I have said some outrageous things in the grips of codependent anxiety also. Please don't give that a second thought, and know that it probably wasn't even heard or remembered by your A. We are not perfect, we have been majorly affected by this person's disease, and we have learned lessons from our own mistakes as well. It takes time to work through the healing process when one goes through a traumatic experience, so don't beat yourself up any more over this past semester. Do you have anyone at the university you can talk with, a counselor? Perhaps you can seek out someone who will not only help you through this experience but can assist you in "redoing" those classes that you didn't do well in. What about your parents? Is your relationship with your mother or father such that you could confide and let some of this terrible secret anquish out? It can be a real relief to get these experiences out to loved ones, who I have found are more supportive than I thought. I know that if my daughter came to me as broken/on the edge as you, I would be grateful that she turned to me for help and love.

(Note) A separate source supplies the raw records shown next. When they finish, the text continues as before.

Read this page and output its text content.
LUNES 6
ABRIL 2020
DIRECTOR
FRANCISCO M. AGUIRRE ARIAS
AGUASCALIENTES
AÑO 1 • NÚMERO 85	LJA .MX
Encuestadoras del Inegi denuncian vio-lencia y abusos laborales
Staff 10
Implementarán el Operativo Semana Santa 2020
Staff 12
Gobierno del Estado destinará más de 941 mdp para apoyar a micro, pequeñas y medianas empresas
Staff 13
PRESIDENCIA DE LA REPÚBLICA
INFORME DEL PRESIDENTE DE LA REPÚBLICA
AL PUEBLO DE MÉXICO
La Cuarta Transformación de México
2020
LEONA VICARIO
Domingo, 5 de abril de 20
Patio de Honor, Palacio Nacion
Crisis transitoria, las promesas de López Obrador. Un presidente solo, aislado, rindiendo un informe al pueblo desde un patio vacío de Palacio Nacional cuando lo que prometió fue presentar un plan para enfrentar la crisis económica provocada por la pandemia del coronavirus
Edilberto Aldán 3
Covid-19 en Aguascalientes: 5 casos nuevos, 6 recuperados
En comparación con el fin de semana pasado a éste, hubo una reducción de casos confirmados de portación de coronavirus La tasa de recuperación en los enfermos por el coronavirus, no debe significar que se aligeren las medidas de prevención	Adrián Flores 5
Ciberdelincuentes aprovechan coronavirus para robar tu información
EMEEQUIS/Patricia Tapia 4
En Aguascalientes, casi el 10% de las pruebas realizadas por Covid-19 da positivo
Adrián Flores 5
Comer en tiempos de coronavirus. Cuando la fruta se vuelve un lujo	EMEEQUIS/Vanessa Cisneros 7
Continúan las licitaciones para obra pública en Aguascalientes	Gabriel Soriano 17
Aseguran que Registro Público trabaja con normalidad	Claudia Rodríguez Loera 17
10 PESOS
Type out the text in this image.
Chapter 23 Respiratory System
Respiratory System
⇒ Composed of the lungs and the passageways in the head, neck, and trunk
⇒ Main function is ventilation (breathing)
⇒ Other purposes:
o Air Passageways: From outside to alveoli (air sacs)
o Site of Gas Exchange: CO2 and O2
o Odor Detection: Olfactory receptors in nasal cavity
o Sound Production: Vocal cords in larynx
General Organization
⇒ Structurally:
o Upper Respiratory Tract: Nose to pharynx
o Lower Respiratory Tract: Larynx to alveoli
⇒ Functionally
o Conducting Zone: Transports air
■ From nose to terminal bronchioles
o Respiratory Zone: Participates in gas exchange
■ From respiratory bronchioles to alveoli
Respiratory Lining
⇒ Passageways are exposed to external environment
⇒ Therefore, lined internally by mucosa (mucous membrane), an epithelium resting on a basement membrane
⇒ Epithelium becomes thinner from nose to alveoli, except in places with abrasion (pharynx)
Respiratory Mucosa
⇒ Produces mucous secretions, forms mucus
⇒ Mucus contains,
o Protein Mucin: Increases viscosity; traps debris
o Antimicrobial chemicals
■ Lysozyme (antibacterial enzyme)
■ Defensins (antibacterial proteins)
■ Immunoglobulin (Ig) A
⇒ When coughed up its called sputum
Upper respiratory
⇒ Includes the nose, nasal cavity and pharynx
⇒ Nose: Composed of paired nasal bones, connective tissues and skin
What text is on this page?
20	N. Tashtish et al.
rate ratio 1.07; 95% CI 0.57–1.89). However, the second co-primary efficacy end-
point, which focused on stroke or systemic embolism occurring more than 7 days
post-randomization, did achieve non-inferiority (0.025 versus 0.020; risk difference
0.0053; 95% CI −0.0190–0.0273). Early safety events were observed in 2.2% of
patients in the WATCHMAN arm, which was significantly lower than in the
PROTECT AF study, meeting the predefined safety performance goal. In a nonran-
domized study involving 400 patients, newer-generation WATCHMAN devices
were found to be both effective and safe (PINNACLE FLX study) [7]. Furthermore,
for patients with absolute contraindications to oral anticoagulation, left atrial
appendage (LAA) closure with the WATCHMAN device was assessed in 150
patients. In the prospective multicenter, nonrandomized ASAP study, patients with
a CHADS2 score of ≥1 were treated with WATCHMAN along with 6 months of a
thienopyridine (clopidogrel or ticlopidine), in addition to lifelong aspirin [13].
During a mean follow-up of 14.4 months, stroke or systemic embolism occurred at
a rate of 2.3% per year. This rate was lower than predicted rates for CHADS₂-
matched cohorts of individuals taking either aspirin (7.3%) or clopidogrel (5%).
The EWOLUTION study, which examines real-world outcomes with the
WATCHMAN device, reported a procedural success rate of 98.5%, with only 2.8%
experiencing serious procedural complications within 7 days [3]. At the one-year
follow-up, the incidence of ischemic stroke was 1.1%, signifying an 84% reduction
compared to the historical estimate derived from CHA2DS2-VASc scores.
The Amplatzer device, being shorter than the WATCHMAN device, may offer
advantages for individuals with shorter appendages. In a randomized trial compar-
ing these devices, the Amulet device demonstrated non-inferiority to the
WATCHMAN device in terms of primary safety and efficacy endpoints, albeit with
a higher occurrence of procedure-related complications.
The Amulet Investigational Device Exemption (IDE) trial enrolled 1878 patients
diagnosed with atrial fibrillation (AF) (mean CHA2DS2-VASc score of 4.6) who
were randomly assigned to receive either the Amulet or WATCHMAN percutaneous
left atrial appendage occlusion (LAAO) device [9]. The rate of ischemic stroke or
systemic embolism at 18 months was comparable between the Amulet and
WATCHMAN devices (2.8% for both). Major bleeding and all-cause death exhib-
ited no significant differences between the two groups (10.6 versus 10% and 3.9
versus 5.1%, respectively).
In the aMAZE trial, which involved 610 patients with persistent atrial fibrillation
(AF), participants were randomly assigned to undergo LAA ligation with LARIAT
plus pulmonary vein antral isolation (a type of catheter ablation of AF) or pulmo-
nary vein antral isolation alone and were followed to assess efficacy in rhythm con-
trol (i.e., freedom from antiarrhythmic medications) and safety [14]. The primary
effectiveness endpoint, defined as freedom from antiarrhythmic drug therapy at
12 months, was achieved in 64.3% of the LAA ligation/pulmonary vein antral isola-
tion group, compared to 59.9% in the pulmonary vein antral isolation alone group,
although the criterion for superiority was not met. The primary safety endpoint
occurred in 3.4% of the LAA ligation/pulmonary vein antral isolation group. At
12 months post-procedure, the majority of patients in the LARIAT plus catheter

I think that one day, if you decide to continue your medical career, that you will be the kind of doctor that I would like to have, one who has had a few experiences in life that weren't perfect and that has empathy for her patients whose lives are in crisis. I believe that things happen along our life path for a reason, sometimes not to be known until much later, and that these experiences that become a part of our person can have an impact on others someday. Good luck, college girl. You can survive one crappy semester, learn from it, and grow into a wonderful woman and professional. Just give yourself the time you need and the education of codependency for now.